Non bien sûr que non. Le plus important qui est la résidence et la rencontre avec Zghailina et Daby Touré a bien eu lieu et on a travaillé ensemble. C’est quant même dommage. On avait entamé de bonnes séances de travail. Et puis il y a eu ces violences et l’annulation du festival. On était parti sur de bonnes bases. Mais le travail n’est pas perdu pour autant. Cela va servir car nous reviendrons, probablement l’année prochaine, pour donner un concert et offrir au public le résultat de notre travail
Qu’est ce qu’ont en commun la musique touareg, la musique hassanie et mauritanienne ?

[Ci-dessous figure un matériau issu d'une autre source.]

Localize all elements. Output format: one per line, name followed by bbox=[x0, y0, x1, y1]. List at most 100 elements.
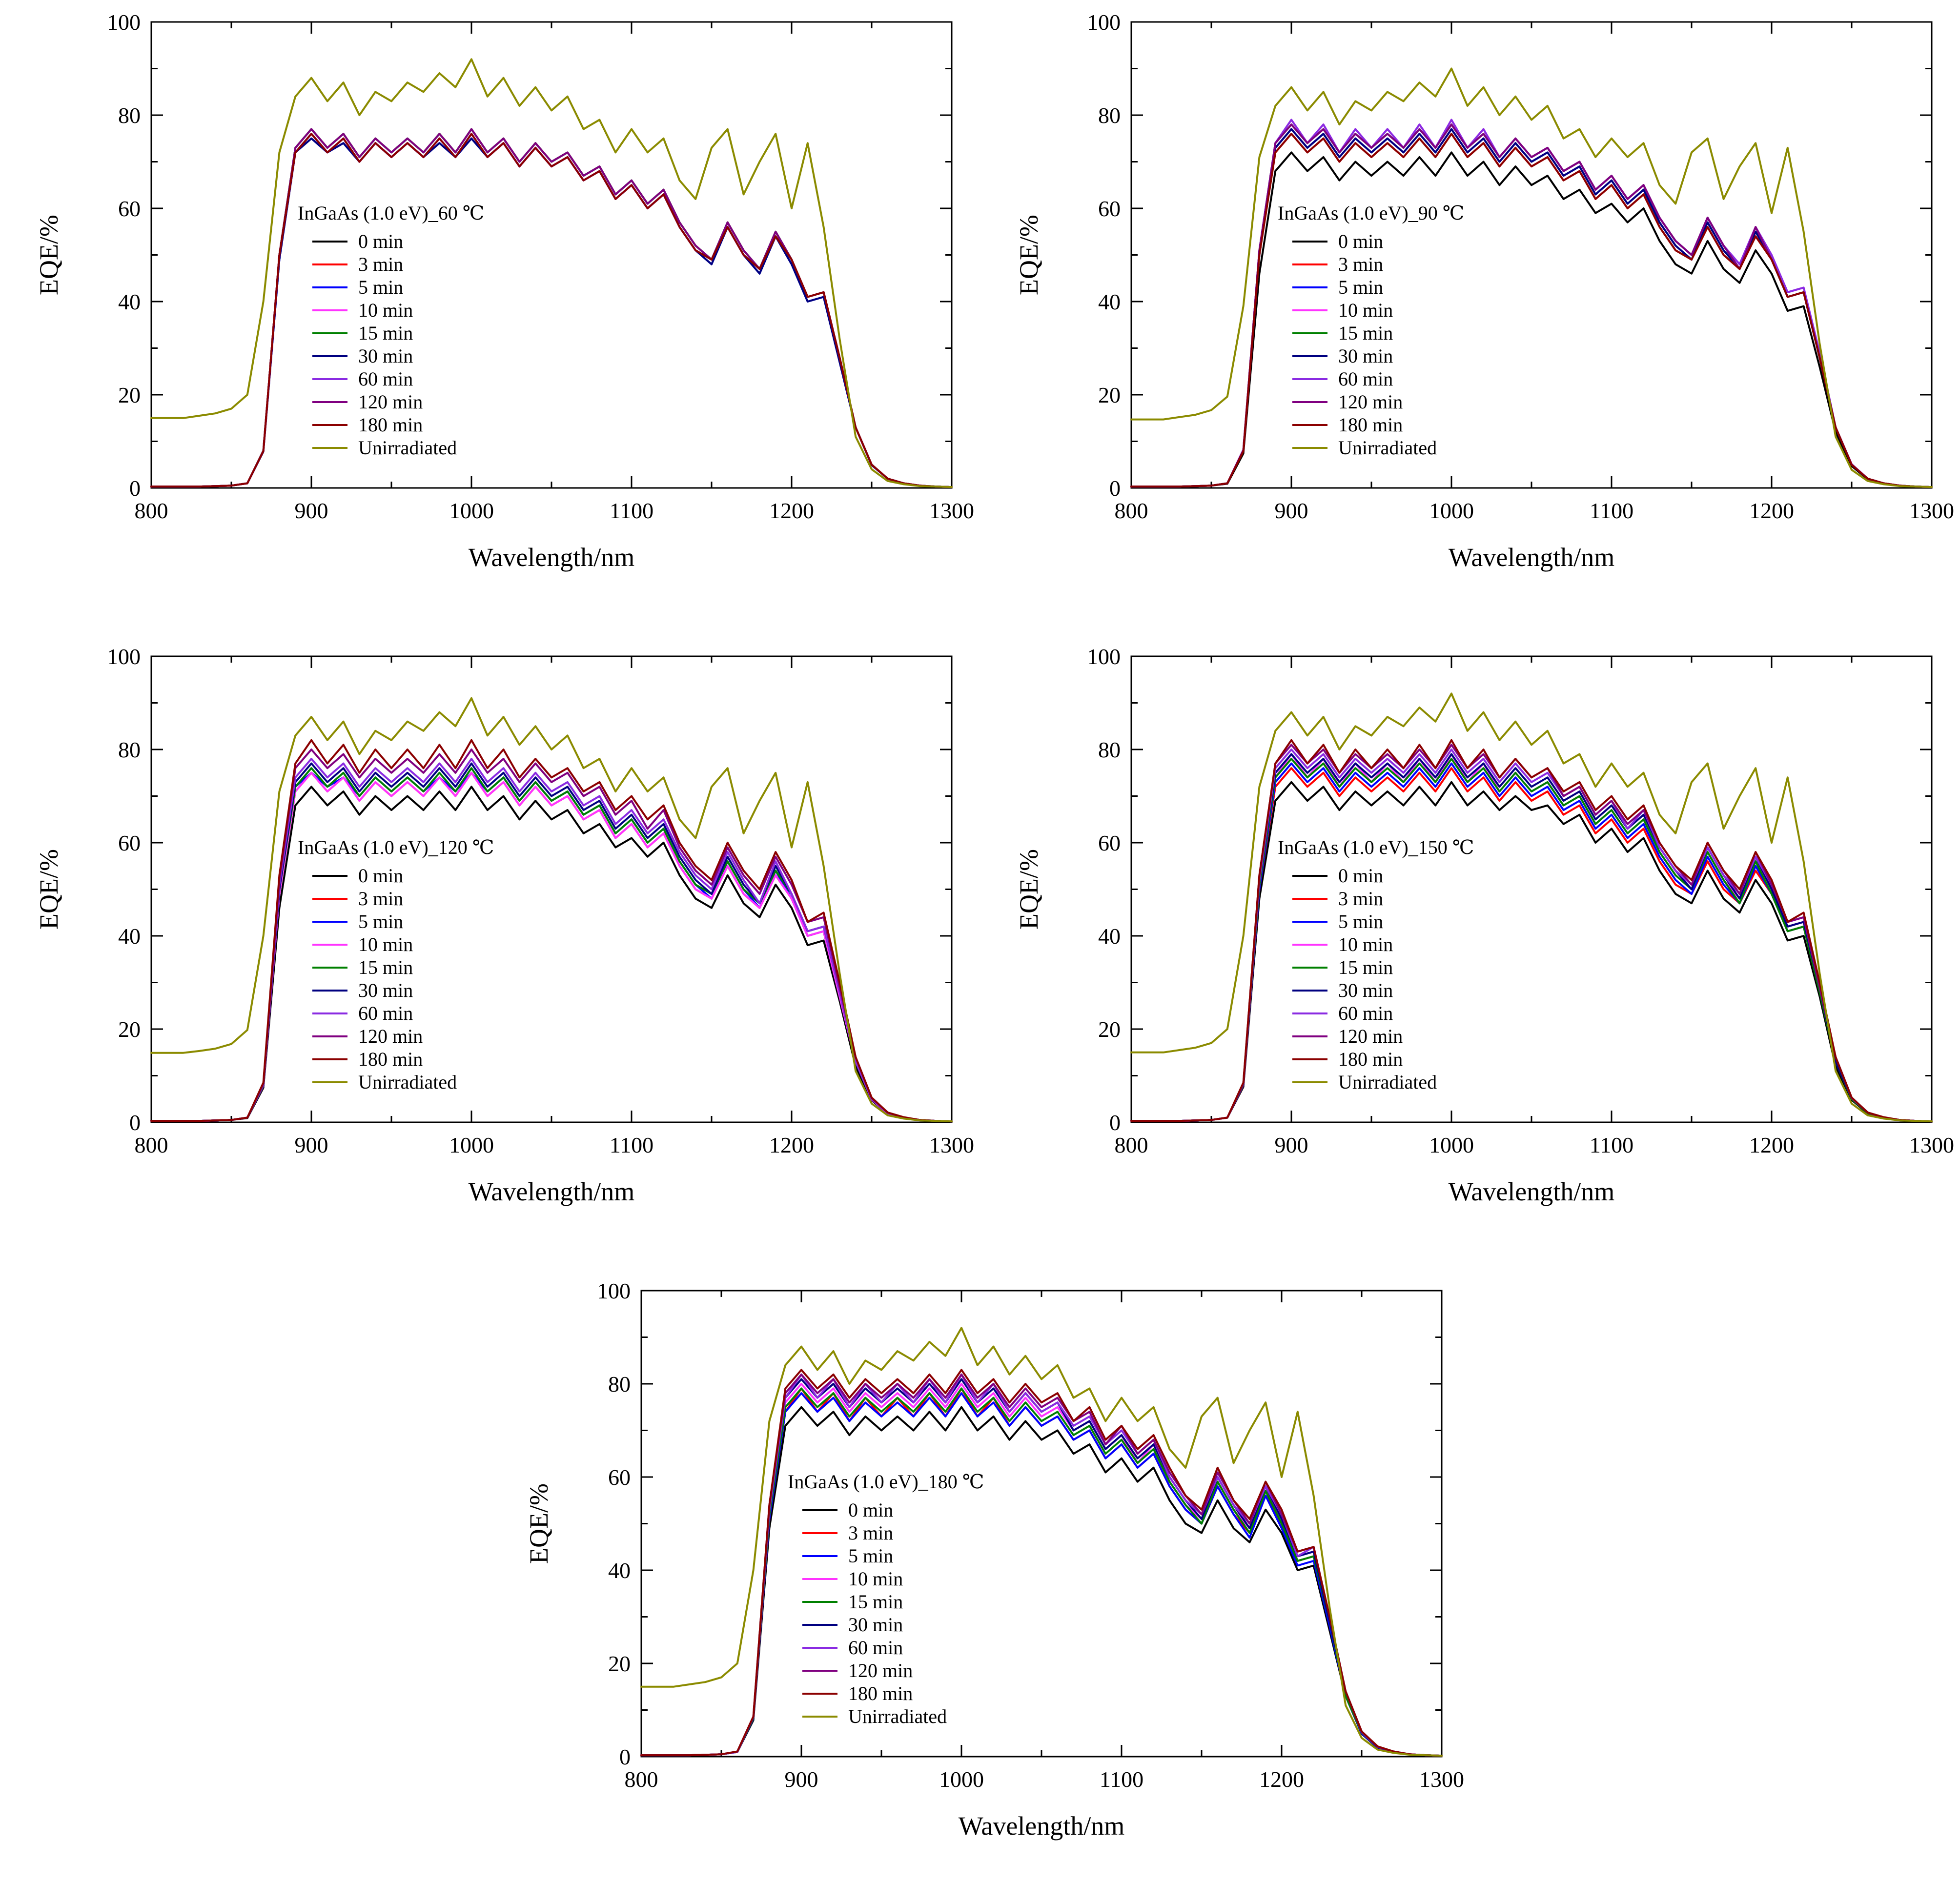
svg-text:900: 900 bbox=[295, 1133, 328, 1157]
series-line-0-min bbox=[150, 128, 953, 488]
x-axis-label: Wavelength/nm bbox=[1449, 543, 1615, 572]
series-line-15-min bbox=[1130, 123, 1933, 488]
series-line-30-min bbox=[640, 1378, 1443, 1757]
legend-label-60-min: 60 min bbox=[1338, 1002, 1393, 1024]
legend-label-60-min: 60 min bbox=[358, 1002, 413, 1024]
svg-text:900: 900 bbox=[1275, 498, 1308, 523]
series-line-0-min bbox=[1130, 151, 1933, 488]
svg-text:100: 100 bbox=[1087, 10, 1121, 35]
svg-text:20: 20 bbox=[1098, 1017, 1121, 1042]
svg-text:1100: 1100 bbox=[1590, 1133, 1633, 1157]
legend-label-10-min: 10 min bbox=[358, 299, 413, 321]
chart-panel-60c: 800 900 1000 1100 1200 1300 0 20 40 60 80 100 Wavele… bbox=[0, 0, 980, 634]
axis-ticks bbox=[1130, 21, 1933, 489]
legend-label-180-min: 180 min bbox=[1338, 414, 1403, 436]
svg-text:1100: 1100 bbox=[1590, 498, 1633, 523]
series-lines bbox=[150, 58, 953, 488]
plot-frame bbox=[1130, 655, 1933, 1123]
axis-ticks bbox=[1130, 655, 1933, 1123]
chart-row-2: 800 900 1000 1100 1200 1300 0 20 40 60 80 100 Wavele… bbox=[0, 634, 1960, 1269]
legend-label-10-min: 10 min bbox=[1338, 933, 1393, 955]
svg-text:100: 100 bbox=[107, 644, 141, 669]
svg-text:1300: 1300 bbox=[929, 1133, 974, 1157]
svg-text:1100: 1100 bbox=[1100, 1767, 1143, 1792]
svg-text:1200: 1200 bbox=[769, 1133, 814, 1157]
legend-label-60-min: 60 min bbox=[848, 1637, 903, 1659]
x-tick-labels: 800 900 1000 1100 1200 1300 bbox=[135, 498, 975, 523]
svg-text:0: 0 bbox=[619, 1744, 631, 1769]
legend-label-60-min: 60 min bbox=[358, 368, 413, 390]
plot-frame bbox=[150, 655, 953, 1123]
svg-text:0: 0 bbox=[1109, 1110, 1121, 1135]
series-line-5-min bbox=[1130, 128, 1933, 488]
svg-text:1300: 1300 bbox=[1909, 1133, 1954, 1157]
svg-text:1100: 1100 bbox=[610, 1133, 653, 1157]
svg-text:1200: 1200 bbox=[1749, 1133, 1794, 1157]
series-line-30-min bbox=[1130, 128, 1933, 488]
svg-text:0: 0 bbox=[129, 1110, 141, 1135]
legend-label-15-min: 15 min bbox=[1338, 956, 1393, 978]
series-line-3-min bbox=[640, 1387, 1443, 1757]
svg-text:800: 800 bbox=[1115, 1133, 1148, 1157]
series-line-5-min bbox=[640, 1392, 1443, 1757]
y-axis-label: EQE/% bbox=[1014, 849, 1043, 930]
x-tick-labels: 800 900 1000 1100 1200 1300 bbox=[135, 1133, 975, 1157]
legend-label-30-min: 30 min bbox=[848, 1614, 903, 1636]
series-line-120-min bbox=[640, 1373, 1443, 1757]
series-line-unirradiated bbox=[150, 58, 953, 488]
svg-text:40: 40 bbox=[118, 289, 141, 314]
series-line-10-min bbox=[1130, 119, 1933, 488]
series-line-3-min bbox=[1130, 133, 1933, 488]
series-lines bbox=[1130, 67, 1933, 488]
series-line-0-min bbox=[1130, 781, 1933, 1123]
legend-label-180-min: 180 min bbox=[848, 1682, 913, 1704]
chart-90c-svg: 800 900 1000 1100 1200 1300 0 20 40 60 80 100 Wavele… bbox=[1014, 10, 1955, 572]
legend-label-120-min: 120 min bbox=[358, 1025, 423, 1047]
y-tick-labels: 0 20 40 60 80 100 bbox=[597, 1278, 631, 1769]
legend-label-unirradiated: Unirradiated bbox=[1338, 437, 1437, 459]
chart-60c-svg: 800 900 1000 1100 1200 1300 0 20 40 60 80 100 Wavele… bbox=[34, 10, 974, 572]
plot-frame bbox=[640, 1290, 1443, 1758]
svg-text:1000: 1000 bbox=[449, 1133, 494, 1157]
legend-label-5-min: 5 min bbox=[1338, 276, 1383, 298]
svg-text:1300: 1300 bbox=[1419, 1767, 1464, 1792]
series-line-unirradiated bbox=[1130, 692, 1933, 1123]
legend-label-0-min: 0 min bbox=[1338, 865, 1383, 887]
svg-text:900: 900 bbox=[785, 1767, 818, 1792]
series-line-15-min bbox=[1130, 758, 1933, 1123]
svg-text:20: 20 bbox=[118, 1017, 141, 1042]
y-axis-label: EQE/% bbox=[34, 215, 63, 295]
svg-text:80: 80 bbox=[118, 737, 141, 762]
series-line-180-min bbox=[1130, 739, 1933, 1123]
series-lines bbox=[640, 1327, 1443, 1757]
series-line-60-min bbox=[1130, 119, 1933, 488]
x-tick-labels: 800 900 1000 1100 1200 1300 bbox=[1115, 498, 1955, 523]
svg-text:1300: 1300 bbox=[929, 498, 974, 523]
y-tick-labels: 0 20 40 60 80 100 bbox=[107, 10, 141, 501]
plot: 800 900 1000 1100 1200 1300 0 20 40 60 80 100 Wavele… bbox=[34, 10, 974, 572]
series-line-unirradiated bbox=[640, 1327, 1443, 1757]
legend-label-30-min: 30 min bbox=[358, 345, 413, 367]
axis-ticks bbox=[640, 1290, 1443, 1758]
svg-text:80: 80 bbox=[118, 103, 141, 128]
series-line-60-min bbox=[640, 1373, 1443, 1757]
legend-label-10-min: 10 min bbox=[1338, 299, 1393, 321]
legend-title: InGaAs (1.0 eV)_150 ℃ bbox=[1278, 836, 1474, 858]
series-line-60-min bbox=[150, 133, 953, 488]
legend-label-3-min: 3 min bbox=[848, 1522, 893, 1544]
svg-text:1200: 1200 bbox=[1749, 498, 1794, 523]
series-line-0-min bbox=[150, 786, 953, 1123]
y-axis-label: EQE/% bbox=[34, 849, 63, 930]
legend-label-5-min: 5 min bbox=[1338, 911, 1383, 932]
plot: 800 900 1000 1100 1200 1300 0 20 40 60 80 100 Wavele… bbox=[1014, 644, 1954, 1206]
svg-text:1300: 1300 bbox=[1909, 498, 1954, 523]
svg-text:900: 900 bbox=[1275, 1133, 1308, 1157]
legend-label-15-min: 15 min bbox=[358, 322, 413, 344]
series-line-15-min bbox=[150, 128, 953, 488]
legend-title: InGaAs (1.0 eV)_60 ℃ bbox=[298, 202, 484, 224]
chart-row-3: 800 900 1000 1100 1200 1300 0 20 40 60 80 100 Wavele… bbox=[0, 1269, 1960, 1903]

Et bien, ils ont d’abord en commun le désert qui pour moi est un espace qui doit rassembler plutôt que séparer. La musique et là pour le rappeler. Quand tu écoutes les accords d’un Marocain ou d’un Mauritanien tu reconnais très vite quelque chose de fondamental dans le rythme, une unité dans les chants et la mélodie qui ignorent la distance. Ca pour le musicien que je suis c’est très surprenant de le redécouvrir à chaque fois.
Qu’est ce qui reste du collectif Desert Rebel ?
Pour l’instant pas grand-chose. Le projet n’a malheureusement pas pu perdurer essentiellement pour des raisons de disponibilité des musiciens Daniel Jamet (Mano Negra), Guizmo (Tryo) Amazigh Kateb et Imhotep (IAM )qui étaient engagés avec leur groupe respectif. Mais le fond est toujours là. Je m’investis toujours sur dans les actions culturelles qui ont porté le projet, mais cette fois avec mon groupe initial Takarist N’Akal.
Que reste-t-il de la rébellion ?
C’est du passé. Aujourd’hui ma révolte se traduit par des projets éducatifs sur le terrain comme la construction d’école de musique par exemple. J’ai tourné la page de la dissidence. Pour tout dire, lorsque le projet Desert Rebel allait débuter, je me suis battu huit mois pour changer le nom « Desert Rebel » parce que je ne suis plus en rébellion et parce que ça me pose des problèmes quant je vais au Niger. Mais les producteurs ont tenus à garder l’intitulé tel quel. Cela m’a causé du tord. J’aurais plutôt voulu qu’on appel le projet « Les étoiles du désert ».
Bio : Abdallah Oumbadougou est un guitariste touareg, né vers 1962 à Tchimoumouneme près d’Agadez (Niger). Il achète sa première guitare à l’âge de 16 ans et apprend la musique en autodidacte. Les décennies 70-80 sont marquées par une grande sécheresse et par une marginalisation croissante des Touaregs au Niger, provoquant ainsi l’exil des jeunes Touaregs vers la Libye et l’Algérie, à la recherche d’un travail et d’un avenir meilleur. Abdallah fait partie de ces exilés, il se rend en 1984, avec deux de ses amis pour l’Algérie. Le voyage est périlleux, il leur faut traverser le Sahara à pied, clandestinement. Ils ont mis 27 jours et ont failli mourir de soif. Parvenu à Tamanrasset en Algérie, Abdallah trouve un travail et continue à jouer de la guitare le soir pour ses amis. Il chante la souffrance du peuple touarègue, la paix et la scolarisation des enfants. En 2005, il participe à l’aventure Désert Rebel, accompagné de Daniel Jamet de la Mano Negra, de Guizmo de Tryo, d’Amazigh Kateb et de Imhotep du groupe IAM. Depuis, Abdallah utilise sa notoriété pour préserver la culture touarègue. Il a ainsi fondé l’association Takrist n’tada et a construit deux écoles de musique : une première à Arlit, en 2000 et une seconde en 2003 à Agadez au Niger. En 2010 Abdallah enregistre son nouvel album, réalisé par Daniel Jamet (Ex Mano Negra).Abdallah Oumbadougou est un des fondateurs de la musique touarègue contemporaine, sa musique s’écoute partout dans le désert de l’Algérie, au Mali, Niger et Lybie.